Presented by Fundar in dialogue with SIMLab, this GPSA Webinar will explore how and under which conditions technological platforms, mobile technologies and low cost ICTs can become tools for engaging citizens and demanding greater accountability from the government. The webinar will showcase various practical experiences from regions such as Africa or Latin America.
About the Speakers
Coordinator of the Technological Innovation for Advocacy Unit, Fundar Centre for Analisis and Research
He leads the Technological Innovation for Advocacy Unit at Fundar, a Mexican CSO aiming to advance substantive democracy. Federico has developed several technological platforms for advocacy groups (such as the GPSA Knowledge Platform). He has played an active role in the creation of local and international open data related initiatives such as OpenDataMx and the Global Open Data Initiative. He studied Physics at the National Autonomous University of Mexico. He previously collaborated with the Mexican Science and Technological National Council in APEC’s Science and Technology Working Group.

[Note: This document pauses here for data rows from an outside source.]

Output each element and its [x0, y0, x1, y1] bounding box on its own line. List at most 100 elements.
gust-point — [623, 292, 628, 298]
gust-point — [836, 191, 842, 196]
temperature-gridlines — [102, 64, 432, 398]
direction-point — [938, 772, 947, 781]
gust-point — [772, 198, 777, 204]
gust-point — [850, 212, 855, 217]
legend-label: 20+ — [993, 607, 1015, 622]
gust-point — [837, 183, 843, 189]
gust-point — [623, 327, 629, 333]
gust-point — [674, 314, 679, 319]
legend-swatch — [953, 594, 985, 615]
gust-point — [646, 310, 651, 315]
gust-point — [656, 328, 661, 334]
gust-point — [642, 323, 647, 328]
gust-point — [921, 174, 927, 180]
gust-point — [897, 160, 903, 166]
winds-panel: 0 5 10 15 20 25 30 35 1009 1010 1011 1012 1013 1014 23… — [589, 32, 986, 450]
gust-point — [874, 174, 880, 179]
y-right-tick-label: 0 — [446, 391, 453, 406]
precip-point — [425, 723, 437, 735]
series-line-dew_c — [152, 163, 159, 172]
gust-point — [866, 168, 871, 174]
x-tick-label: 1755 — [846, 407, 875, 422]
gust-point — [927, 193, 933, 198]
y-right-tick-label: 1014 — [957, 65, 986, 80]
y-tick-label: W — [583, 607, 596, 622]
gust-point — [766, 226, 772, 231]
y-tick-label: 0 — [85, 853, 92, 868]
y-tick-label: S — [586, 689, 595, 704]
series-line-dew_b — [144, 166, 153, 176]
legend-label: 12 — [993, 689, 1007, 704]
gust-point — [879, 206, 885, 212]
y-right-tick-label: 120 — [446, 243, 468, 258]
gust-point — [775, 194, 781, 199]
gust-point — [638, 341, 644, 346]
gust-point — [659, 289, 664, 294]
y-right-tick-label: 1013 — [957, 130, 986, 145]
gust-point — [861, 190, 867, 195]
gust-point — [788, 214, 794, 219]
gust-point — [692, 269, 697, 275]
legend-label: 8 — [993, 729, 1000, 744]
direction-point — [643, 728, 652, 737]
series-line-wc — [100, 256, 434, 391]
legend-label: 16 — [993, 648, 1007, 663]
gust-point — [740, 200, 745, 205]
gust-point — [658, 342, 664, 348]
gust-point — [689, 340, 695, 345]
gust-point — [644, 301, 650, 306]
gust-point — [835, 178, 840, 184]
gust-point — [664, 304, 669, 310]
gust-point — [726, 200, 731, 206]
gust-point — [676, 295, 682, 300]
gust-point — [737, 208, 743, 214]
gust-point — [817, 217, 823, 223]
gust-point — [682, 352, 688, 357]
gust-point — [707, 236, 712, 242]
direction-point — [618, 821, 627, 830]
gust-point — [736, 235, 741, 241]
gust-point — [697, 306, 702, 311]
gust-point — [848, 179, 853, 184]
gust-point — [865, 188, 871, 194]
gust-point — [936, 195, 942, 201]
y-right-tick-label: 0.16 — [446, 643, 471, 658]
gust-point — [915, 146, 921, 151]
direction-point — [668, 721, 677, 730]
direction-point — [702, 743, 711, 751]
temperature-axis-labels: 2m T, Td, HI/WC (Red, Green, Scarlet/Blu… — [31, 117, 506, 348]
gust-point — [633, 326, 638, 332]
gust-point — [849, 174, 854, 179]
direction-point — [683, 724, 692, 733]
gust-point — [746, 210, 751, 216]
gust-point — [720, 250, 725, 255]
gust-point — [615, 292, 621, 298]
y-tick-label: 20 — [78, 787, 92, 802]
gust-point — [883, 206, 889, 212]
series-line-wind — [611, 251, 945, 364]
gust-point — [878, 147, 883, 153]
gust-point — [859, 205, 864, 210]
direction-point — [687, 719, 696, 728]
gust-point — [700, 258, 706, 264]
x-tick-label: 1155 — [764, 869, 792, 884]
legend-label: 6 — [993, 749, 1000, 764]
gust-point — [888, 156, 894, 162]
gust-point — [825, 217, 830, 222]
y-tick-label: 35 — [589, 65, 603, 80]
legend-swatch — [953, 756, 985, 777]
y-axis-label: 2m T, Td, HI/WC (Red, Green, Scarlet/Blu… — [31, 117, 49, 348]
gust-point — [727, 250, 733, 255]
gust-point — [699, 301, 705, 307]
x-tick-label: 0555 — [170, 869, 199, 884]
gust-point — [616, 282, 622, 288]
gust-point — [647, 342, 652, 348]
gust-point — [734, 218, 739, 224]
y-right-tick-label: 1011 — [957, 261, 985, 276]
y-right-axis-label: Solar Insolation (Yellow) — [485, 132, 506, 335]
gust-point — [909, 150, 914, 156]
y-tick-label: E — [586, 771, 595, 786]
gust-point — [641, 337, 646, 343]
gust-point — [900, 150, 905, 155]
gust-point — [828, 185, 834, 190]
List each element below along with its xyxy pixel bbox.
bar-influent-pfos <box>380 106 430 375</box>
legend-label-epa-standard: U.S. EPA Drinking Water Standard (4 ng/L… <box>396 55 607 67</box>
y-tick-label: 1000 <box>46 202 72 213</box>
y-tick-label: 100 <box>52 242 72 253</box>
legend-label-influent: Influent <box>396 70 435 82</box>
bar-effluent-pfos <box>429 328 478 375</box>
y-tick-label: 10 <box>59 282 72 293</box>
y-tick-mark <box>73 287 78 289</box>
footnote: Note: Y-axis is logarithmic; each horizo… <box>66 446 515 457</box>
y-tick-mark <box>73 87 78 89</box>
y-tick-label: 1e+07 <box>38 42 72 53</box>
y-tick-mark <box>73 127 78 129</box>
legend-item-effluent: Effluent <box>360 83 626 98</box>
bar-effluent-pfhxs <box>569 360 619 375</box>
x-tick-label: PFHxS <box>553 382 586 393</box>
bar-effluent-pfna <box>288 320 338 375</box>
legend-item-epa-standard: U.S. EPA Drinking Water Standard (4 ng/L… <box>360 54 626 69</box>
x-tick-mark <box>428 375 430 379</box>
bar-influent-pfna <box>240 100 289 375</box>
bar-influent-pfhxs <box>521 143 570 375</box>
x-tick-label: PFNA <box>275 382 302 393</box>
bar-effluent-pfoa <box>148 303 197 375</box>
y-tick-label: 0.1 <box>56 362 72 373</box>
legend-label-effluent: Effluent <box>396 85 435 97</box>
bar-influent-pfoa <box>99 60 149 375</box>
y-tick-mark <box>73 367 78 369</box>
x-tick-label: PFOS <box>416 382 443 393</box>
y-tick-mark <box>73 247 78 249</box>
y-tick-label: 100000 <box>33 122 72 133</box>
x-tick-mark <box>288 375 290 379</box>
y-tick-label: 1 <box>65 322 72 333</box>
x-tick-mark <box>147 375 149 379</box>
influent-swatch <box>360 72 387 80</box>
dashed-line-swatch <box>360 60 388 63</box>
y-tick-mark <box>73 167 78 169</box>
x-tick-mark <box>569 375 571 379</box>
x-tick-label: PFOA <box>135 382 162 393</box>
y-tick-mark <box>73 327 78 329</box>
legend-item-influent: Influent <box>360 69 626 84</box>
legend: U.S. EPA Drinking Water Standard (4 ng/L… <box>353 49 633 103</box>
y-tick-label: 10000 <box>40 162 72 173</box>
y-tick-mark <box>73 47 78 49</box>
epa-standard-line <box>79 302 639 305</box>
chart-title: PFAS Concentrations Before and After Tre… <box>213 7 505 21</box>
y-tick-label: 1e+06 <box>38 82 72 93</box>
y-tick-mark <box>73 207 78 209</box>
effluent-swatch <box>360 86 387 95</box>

He worked in the Mexican National Council for Arts and Culture, where he developed the Cultural Information System, as well as various portals and publications on art policies’ statistics.
Governance Project Director, Social Impact Lab (SIMLab)
Anna is the Governance Project Director at Social Impact Lab (SIMLab), a DC- and Nairobi-based non-profit focused on inclusive technologies in various social sectors. The governance project operates at the intersection of low-end technologies and civic dialogue, civil society advocacy, city service delivery, transparency and accountability in international organizations and public agencies, and data ethics. Prior to joining SIMLab, Anna held research and editorial positions on the politics of public sector reform and multilateral coordination in countries in transition, at Princeton and New York Universities. In 2012, she co-managed a study examining donor adherence to transparency and accountability protocols in foreign aid programs in Colombia, Sri Lanka, and Liberia for Transparency International. Since 2008, she has consulted on social enterprise and municipal government strategy as well as human rights due diligence in multinational supply chains. Anna began her career working on youth civic engagement and financial inclusion in 2006 in Washington, DC. She has lived and worked in Jordan, the Philippines, and Nicaragua and holds a Master’s from Columbia University’s School of International and Public Affairs where she focused on human rights in economic and political transitions as well as oral history and historical memory in these contexts.